Silver nanoparticles induce protective autophagy via Ca²⁺/CaMKKβ/AMPK/mTOR pathway in SH-SY5Y cells and rat brains

Abstract

Silver nanoparticles (AgNPs) are widely used for manufacturing products containing antibacterial agents, as well as food technologies such as edible films and food packaging. Routes of AgNPs exposure are principally derived by contacting with certain medical sprays, food, toothpaste, and purification products. Previously, we showed that AgNPs induce endoplasmic reticulum (ER) stress and promote apoptosis progression in SH-SY5Y cells; however, whether AgNP-induced ER stress is able to trigger autophagy in vivo and in vitro, and the role of autophagy in AgNP-induced cytotoxicity remain unclear. In the present study, we found that increased intracellular calcium (Ca²⁺) levels arising from AgNP-induced-ER stress resulted in activation of calmodulin-dependent protein kinase kinase β (CaMKKβ) and adenosine 5′-monophosphate-activated protein kinase (AMPK), which downregulated the level of mammalian target of rapamycin (mTOR) and upregulated Beclin-1 to activate autophagy in SH-SY5Y cells. Specifically, inhibition of autophagy by the addition of chloroquine (CQ) or silencing of Beclin-1 significantly enhanced the cytotoxicity of AgNPs, suggesting that autophagy plays a protective role in AgNP-induced cell apoptosis. Furthermore, we showed that oral administration of AgNPs for 28 continuous days induced ER stress-mediated apoptosis and autophagy in rats via activation of CaMKKβ and AMPK. In summary, this study is the first to report that AgNPs induce protective autophagy via a Ca²⁺/CaMKKβ/AMPK/mTOR pathway in vivo and in vitro. Therefore, public exposure to AgNPs should arouse concerns regarding environmental safety and human health.

Highlight

• Silver nanoparticle-induced ER stress elicits protective autophagy via a Ca²⁺-dependent mechanism in SH-SY5Y cells.

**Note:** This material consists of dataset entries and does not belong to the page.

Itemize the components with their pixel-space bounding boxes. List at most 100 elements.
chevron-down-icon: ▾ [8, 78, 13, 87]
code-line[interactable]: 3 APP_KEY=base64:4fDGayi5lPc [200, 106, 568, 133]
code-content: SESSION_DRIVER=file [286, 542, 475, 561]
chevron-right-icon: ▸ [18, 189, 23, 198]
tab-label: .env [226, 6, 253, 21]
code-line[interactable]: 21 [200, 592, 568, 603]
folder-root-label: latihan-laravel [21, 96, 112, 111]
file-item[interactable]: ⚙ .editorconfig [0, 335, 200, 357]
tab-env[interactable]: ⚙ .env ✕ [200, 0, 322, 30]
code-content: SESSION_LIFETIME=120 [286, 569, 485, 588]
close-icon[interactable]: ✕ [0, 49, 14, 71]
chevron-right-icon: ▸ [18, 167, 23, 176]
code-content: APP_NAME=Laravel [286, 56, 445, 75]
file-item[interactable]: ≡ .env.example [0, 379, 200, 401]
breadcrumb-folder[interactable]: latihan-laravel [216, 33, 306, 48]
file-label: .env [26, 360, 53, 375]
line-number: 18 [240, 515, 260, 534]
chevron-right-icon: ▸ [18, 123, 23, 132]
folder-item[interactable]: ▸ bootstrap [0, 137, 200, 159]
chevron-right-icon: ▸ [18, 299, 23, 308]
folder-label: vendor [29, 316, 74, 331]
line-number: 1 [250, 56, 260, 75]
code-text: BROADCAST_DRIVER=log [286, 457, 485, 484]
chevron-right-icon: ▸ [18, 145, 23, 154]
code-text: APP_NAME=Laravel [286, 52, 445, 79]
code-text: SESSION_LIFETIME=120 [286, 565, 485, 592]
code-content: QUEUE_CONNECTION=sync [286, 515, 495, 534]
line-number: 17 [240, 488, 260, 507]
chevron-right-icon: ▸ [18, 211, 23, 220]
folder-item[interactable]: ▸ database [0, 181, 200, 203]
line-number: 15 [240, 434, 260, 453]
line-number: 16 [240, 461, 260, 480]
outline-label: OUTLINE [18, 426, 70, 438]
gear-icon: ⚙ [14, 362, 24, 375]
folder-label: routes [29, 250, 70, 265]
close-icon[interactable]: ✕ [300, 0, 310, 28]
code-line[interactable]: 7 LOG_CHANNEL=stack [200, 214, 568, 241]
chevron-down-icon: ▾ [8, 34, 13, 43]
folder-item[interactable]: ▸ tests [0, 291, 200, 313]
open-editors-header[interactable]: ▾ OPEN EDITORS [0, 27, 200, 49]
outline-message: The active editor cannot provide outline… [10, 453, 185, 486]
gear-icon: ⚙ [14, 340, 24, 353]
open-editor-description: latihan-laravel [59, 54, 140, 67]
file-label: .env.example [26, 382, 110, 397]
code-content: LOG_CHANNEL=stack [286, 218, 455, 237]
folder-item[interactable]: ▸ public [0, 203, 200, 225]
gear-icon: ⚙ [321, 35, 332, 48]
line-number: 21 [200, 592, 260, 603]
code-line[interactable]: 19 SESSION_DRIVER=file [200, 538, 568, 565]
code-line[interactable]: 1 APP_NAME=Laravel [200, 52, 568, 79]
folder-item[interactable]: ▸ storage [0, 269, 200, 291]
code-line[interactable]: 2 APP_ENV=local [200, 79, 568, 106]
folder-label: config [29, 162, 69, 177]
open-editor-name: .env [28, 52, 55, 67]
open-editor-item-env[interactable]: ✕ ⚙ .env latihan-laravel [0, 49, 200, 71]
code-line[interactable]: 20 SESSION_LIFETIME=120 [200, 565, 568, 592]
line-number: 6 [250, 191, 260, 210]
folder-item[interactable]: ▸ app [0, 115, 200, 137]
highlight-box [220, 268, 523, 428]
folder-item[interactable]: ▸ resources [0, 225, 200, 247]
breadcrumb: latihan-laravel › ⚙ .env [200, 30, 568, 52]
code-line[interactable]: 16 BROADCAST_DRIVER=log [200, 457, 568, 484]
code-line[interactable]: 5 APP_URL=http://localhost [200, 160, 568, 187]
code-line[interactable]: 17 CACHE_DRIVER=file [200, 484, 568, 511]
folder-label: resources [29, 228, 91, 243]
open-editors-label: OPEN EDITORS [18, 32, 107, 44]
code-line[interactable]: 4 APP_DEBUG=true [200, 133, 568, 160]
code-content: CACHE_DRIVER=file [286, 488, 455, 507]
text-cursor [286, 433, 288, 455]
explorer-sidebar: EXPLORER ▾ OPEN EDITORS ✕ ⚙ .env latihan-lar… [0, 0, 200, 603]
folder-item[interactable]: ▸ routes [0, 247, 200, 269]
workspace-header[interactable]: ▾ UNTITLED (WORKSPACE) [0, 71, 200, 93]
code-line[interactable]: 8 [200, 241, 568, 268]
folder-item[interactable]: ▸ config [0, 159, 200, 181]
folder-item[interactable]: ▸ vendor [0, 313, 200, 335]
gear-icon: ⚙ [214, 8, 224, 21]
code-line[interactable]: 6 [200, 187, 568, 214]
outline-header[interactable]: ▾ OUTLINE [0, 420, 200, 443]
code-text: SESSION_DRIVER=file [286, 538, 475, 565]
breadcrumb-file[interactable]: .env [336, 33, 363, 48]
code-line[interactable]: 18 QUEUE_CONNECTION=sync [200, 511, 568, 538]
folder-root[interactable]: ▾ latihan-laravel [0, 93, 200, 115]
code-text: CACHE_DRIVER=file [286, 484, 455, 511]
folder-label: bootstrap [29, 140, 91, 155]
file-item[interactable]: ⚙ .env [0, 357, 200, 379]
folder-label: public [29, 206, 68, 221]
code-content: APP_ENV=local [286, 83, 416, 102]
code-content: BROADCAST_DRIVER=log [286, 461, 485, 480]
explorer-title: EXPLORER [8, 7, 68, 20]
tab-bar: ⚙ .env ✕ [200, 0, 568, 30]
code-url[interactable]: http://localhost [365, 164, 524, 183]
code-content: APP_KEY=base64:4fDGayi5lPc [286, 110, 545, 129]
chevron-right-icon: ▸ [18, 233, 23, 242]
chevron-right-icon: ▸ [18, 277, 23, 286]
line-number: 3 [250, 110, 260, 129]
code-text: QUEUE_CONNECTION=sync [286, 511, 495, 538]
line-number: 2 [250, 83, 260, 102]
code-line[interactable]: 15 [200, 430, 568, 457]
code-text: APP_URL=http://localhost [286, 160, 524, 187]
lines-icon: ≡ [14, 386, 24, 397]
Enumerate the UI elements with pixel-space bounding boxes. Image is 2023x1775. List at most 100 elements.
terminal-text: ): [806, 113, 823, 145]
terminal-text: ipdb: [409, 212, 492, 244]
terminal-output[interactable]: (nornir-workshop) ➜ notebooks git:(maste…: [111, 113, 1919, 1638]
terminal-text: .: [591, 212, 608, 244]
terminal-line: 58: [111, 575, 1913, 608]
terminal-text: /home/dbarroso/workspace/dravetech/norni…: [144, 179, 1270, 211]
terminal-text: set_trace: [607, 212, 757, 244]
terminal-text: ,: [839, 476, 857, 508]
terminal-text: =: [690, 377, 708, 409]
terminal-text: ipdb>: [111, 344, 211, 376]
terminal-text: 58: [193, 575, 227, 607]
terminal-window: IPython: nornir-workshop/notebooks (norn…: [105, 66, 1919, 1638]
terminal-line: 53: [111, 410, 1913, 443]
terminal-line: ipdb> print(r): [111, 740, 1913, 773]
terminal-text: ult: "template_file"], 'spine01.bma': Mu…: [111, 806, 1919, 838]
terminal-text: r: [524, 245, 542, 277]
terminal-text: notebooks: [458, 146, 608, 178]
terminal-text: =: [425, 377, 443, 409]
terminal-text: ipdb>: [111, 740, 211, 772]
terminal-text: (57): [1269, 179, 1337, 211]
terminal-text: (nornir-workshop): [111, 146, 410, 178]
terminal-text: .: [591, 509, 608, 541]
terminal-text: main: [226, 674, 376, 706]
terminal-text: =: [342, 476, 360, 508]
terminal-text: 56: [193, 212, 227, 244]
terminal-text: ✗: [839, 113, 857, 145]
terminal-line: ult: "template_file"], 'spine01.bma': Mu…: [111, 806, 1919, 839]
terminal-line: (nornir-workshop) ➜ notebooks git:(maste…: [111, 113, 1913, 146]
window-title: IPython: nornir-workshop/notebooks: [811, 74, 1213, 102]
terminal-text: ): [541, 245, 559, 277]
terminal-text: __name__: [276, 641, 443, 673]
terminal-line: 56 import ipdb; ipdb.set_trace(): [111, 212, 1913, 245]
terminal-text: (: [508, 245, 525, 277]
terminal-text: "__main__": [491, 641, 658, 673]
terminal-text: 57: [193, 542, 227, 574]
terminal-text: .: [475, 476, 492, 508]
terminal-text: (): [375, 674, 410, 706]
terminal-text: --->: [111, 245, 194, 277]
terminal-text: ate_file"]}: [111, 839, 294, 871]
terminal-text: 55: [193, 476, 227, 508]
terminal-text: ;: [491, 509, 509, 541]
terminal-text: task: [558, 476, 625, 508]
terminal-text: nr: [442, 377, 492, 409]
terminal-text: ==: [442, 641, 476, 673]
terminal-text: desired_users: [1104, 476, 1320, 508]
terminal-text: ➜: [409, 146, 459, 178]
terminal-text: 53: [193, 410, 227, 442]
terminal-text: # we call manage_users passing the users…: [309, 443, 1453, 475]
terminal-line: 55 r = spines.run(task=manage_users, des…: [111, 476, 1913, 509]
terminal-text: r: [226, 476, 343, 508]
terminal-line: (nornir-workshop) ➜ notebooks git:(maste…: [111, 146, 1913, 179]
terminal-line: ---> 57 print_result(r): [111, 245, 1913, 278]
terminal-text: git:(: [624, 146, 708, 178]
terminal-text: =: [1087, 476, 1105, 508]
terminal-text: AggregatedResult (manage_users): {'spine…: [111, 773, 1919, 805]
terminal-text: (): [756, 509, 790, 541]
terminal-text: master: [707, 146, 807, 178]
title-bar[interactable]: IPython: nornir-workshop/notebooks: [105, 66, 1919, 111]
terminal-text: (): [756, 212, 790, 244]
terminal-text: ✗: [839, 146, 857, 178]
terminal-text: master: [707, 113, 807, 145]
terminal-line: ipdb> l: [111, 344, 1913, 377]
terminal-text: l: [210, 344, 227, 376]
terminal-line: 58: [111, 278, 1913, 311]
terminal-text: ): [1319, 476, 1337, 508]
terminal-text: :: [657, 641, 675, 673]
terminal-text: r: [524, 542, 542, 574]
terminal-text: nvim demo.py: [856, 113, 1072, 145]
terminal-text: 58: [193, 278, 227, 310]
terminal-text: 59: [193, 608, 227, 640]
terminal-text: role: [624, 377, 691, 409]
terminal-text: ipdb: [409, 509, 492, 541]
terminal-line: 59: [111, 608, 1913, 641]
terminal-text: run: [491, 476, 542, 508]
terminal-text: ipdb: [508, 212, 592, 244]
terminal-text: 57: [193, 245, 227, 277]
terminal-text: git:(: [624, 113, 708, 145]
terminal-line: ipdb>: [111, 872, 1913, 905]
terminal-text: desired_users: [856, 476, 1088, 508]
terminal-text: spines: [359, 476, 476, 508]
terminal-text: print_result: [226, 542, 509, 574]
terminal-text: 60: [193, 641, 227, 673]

• The Ca²⁺/CaMKKβ/AMPK/mTOR pathway is involved in autophagy.

• Orally administered silver nanoparticles induce ER stress-mediated autophagy and apoptosis in rats.

Keywords:

• Nanotoxicology
• silver nanoparticles
• SH-SY5Y cells
• autophagy
• mTOR
• brain

Disclosure statement

All authors declare that they have no conflicts of interest related to this study.

Additional information

Funding

This work was supported by funds of the National Science and Technology Support Program [Grant No. 2012BAI22B01] and the Natural Science Foundation of Liaoning Province of China [Grant No. 201602704].